Après plusieurs opérations du dos, sa vie est très affectée. Des douleurs très vives, et surtout une impossibilité de rester debout, car cela provoque un tassement de ses vertèbres. Dans les transports, il affronte des regards durs, parfois méprisants, il doit sans cesse se justifier d’oser demander une place prioritaire, car montrer sa carte ne suffit pas et suscite la suspicion. « C’est avec mes impôts qu’on vous paye une pension d’invalidité » lui a lancé un jour un voyageur. Benjamin n’en bénéficie pas. Il préfère tellement travailler et gagner sa vie.

Mais hélas, au travail aussi, c’est difficile. Benjamin n’avait pas caché son handicap à son employeur, qui avait juste répondu que lui aussi avait des problèmes de dos, façon de ne pas entendre la spécificité de ses difficultés. Il est arrivé à Benjamin, ne tenant plus assis, de travailler à genoux devant son ordinateur pour rédiger des documents. Rigoureux, compétent, il n’a jamais failli sur les délais. Pour autant, les aménagements progressifs de poste et d’horaire étaient mal vécus, comme si on doutait de la réalité de son handicap. Les relations de travail se sont tendues. Benjamin a été licencié.

La situation de Benjamin n’est pas exceptionnelle, hélas. Quatre-vingts pour cent des personnes handicapées portent comme lui un handicap invisible : surdité, maladie psychique, traumatisme crânien, maladies invalidantes… Le fait que ça ne se voit pas suscite souvent des incompréhensions, voire des reproches qui ajoutent à la souffrance du handicap. Difficile de garder une bonne estime de soi dans ces conditions.

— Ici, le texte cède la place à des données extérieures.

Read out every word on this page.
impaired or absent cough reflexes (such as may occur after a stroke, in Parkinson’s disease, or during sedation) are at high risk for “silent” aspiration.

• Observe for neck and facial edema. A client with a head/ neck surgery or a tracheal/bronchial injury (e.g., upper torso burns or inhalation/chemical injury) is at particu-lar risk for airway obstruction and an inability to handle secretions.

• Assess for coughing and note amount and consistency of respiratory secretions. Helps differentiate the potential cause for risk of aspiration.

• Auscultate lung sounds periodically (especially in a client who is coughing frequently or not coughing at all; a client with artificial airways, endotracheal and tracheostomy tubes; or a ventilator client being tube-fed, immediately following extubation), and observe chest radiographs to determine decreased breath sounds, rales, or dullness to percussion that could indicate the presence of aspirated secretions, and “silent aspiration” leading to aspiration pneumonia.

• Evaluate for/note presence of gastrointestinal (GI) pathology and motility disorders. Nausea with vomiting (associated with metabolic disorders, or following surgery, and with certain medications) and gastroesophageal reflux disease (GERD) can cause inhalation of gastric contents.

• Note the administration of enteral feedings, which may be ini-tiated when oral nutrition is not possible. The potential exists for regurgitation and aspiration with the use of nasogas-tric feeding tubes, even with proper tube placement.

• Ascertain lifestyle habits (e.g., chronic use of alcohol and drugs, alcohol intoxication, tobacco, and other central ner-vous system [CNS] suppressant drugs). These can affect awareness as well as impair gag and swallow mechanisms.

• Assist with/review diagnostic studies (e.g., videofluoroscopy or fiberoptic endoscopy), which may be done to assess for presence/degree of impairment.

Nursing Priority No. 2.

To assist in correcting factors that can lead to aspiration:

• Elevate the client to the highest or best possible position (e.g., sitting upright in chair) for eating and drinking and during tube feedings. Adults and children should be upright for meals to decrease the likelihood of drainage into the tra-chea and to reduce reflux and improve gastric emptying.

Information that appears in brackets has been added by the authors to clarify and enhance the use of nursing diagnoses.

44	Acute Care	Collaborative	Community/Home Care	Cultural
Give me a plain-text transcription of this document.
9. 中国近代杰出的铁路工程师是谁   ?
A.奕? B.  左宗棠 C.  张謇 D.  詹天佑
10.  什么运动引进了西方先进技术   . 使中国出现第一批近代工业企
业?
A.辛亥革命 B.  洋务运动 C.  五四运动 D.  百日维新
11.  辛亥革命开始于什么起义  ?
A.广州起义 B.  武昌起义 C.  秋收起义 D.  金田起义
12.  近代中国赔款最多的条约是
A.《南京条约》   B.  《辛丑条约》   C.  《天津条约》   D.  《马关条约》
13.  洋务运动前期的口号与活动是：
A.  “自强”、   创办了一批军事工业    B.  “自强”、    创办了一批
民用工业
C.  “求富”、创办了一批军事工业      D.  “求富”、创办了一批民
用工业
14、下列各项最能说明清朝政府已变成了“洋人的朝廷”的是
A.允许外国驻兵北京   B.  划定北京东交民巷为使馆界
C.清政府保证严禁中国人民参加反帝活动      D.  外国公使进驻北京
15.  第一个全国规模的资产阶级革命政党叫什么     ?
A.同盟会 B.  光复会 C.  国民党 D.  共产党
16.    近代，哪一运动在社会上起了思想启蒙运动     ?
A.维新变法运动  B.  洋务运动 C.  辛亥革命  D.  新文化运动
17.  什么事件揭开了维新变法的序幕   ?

Comment lutter contre cela ? Se mettre à l’écoute des réalités douloureuses que vivent Benjamin et les autres, et en parler, en se rappelant ce principe si simple : « Il ne faut jamais se fier aux apparences ». Il appartient à chacun de nous d’éviter que ces personnes ne souffrent d’une sorte de double peine. Que la visibilité de la bienveillance soit la réponse à l’invisibilité du handicap.